Всю жизнь я любил читать. Сколько прочитал я книг о разных удивительных приключениях, сколько встретил в них людей трагических судеб, исключительных характеров — словно и писать-то больше не о чем, кроме как о необычных, исключительных, единичных случаях и историях! А жизнь между тем не из ряда вон выходящее приключение, жизнь — всеобщий закон; и все не обычное, не повседневное в ней — не что иное, как скрип в ее сочленениях. Не лучше ли славить жизнь в ее норме и обыденности? Неужели она — менее жизнь, когда ничто в ней не заскрипело, не застонало, не грозило разбиться? Зато мы проделали массу работы, исполнили все обязанности — от рождения до смерти. Моя жизнь была вполне счастлива, и мне ничуть не стыдно того маленького, правильного счастья, какое находил я в педантичной идиллии моего существования.

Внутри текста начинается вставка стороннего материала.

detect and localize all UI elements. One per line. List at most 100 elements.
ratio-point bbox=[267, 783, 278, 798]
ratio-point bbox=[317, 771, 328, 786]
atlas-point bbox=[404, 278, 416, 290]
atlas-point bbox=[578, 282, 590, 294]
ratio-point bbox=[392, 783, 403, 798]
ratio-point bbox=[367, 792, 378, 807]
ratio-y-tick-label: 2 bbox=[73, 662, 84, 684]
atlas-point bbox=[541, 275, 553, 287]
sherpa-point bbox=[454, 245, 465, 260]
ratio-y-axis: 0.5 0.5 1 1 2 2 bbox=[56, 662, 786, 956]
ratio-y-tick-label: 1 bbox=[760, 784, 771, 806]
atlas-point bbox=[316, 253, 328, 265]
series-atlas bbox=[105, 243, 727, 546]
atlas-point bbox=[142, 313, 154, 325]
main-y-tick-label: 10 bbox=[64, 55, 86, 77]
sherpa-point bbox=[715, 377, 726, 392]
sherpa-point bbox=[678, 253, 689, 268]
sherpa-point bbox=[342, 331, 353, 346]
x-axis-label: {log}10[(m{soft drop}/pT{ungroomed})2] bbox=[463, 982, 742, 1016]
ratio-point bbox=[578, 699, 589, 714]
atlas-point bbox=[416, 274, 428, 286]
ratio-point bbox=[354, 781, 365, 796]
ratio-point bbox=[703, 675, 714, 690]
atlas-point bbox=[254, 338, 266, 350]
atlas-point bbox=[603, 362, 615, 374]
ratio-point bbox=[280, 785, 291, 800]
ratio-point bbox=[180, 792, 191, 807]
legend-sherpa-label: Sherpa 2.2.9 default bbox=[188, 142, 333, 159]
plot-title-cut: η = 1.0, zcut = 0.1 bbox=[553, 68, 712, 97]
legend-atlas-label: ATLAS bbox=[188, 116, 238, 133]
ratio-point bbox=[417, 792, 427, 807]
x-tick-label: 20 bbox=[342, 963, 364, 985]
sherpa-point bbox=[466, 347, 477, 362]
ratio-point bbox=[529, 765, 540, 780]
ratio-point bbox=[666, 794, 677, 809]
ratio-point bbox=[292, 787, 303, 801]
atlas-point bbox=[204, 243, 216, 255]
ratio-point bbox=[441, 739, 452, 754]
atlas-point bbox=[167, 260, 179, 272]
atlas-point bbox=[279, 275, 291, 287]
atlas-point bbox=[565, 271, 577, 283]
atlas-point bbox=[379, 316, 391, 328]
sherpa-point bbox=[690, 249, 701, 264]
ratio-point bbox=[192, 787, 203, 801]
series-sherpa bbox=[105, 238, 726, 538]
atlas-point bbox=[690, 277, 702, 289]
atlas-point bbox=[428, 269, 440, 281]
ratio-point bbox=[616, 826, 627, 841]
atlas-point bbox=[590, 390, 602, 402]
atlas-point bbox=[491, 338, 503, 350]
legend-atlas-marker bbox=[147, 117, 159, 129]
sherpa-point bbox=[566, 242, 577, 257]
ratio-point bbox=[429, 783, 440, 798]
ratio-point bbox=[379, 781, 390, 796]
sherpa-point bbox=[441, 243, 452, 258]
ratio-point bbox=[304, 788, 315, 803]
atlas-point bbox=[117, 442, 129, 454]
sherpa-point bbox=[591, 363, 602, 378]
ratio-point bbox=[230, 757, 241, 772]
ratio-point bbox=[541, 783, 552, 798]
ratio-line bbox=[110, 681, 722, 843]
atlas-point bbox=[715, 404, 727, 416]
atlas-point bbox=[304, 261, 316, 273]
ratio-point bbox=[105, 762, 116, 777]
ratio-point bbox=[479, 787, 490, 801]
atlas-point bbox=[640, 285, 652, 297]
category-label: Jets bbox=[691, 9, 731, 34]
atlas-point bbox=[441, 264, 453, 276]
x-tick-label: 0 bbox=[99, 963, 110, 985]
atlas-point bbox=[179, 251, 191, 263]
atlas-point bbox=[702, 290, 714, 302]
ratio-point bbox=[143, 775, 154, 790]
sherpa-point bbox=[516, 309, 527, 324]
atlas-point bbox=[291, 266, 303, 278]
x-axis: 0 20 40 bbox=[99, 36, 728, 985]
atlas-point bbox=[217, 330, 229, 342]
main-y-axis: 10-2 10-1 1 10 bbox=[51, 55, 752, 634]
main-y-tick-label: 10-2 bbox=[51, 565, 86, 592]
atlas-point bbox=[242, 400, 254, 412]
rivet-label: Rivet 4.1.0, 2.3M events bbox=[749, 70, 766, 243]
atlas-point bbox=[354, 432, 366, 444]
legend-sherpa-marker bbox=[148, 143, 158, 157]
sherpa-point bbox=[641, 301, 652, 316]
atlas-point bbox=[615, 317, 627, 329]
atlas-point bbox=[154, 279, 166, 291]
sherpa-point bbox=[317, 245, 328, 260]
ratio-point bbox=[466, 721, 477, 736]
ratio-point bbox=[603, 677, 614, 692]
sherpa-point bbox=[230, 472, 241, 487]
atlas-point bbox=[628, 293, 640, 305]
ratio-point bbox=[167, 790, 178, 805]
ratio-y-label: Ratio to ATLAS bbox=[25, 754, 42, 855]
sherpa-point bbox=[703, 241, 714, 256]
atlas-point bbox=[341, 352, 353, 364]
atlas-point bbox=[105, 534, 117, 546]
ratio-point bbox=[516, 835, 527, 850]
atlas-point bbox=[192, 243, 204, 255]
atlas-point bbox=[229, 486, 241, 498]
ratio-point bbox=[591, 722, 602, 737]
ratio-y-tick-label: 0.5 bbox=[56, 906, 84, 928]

Помню похороны в родном моем городке. Впереди — министранты в стихарях, с крестом; за ними оркестр — блестящий корнет-а-пистон, валторна, кларнет и самый красивый из них — геликон. И священник в белом облачении, в квадратной шапочке, и гроб, который несут шестеро мужчин, и черная толпа — все серьезные, торжественные и чем-то похожие на кукол. А надо всем этим высоко, мощно разливается траурный марш, вскрикивает корнет, жалуется кларнет, глухо рыдают трубы ангельские; траурная музыка заполонила улицу, весь городок, поднялась до неба. Все бросили свои дела и вышли из дверей, чтобы, склонив голову, отдать последний долг уходящему. Кто умер? Король, герцог или герой, что несут его так торжественно и высоко? Нет, он был мельником, дай бог ему вечное упокоение; хороший был человек и справедливый, да что ж — годы… Или он был колесник или скорняк; вот окончил свой труд человек, и это — его последний путь. Мне, маленькому, больше всего хотелось быть одним из министрантов, шагавших во главе процессии, или нет, лучше уж — тем, кого несут в гробу. Ведь это так торжественно, словно несут короля; все, все, склонив головы, воздают честь доброму человеку, соседу, на его триумфальном пути, колокола отзванивают ему славу, и флейта ликующе плачет -я готов был пасть на колени перед тем великим и святым, что зовется «человек».
III
Отец был столяр. Самое раннее мое воспоминание: сижу на теплых опилках во дворе мастерской, играю скрученными кудрями стружек. Подмастерье Франц улыбается мне, подходит с лучковой пилой: «А вот я тебе голову отрежу!» Наверное, я поднял крик, потому что выбежала мама, взяла на руки. Славный, многоголосый шум столярной мастерской обливает все мое детство: грохот досок, свист рубанка, натолкнувшегося на сучок, сухой шелест стружек и режущий храп пилы; запах дерева, клея, олифы; рабочие с засученными рукавами; отец что-то чертит на досках толстыми пальцами, толстым столярным карандашом. Рубашка прилипла к его широкой спине, он пыхтит, склоняется над работой. Что это будет? Да шкаф; доска к доске, тут войдет в пазы — и выйдет шкаф; отец чутким пальцем проводит по граням, по внутренней части изделия — все ладно, гладко, как зеркало. Или это — гроб, тогда уж работают не так основательно; сколотят кое-как, наклеят резной орнамент, а теперь, братцы, покрасьте да отлакируйте как следует, чтоб блестело. Гробы отец пальцем не гладит — разве что делают богатый, дубовый, тяжелый, как рояль.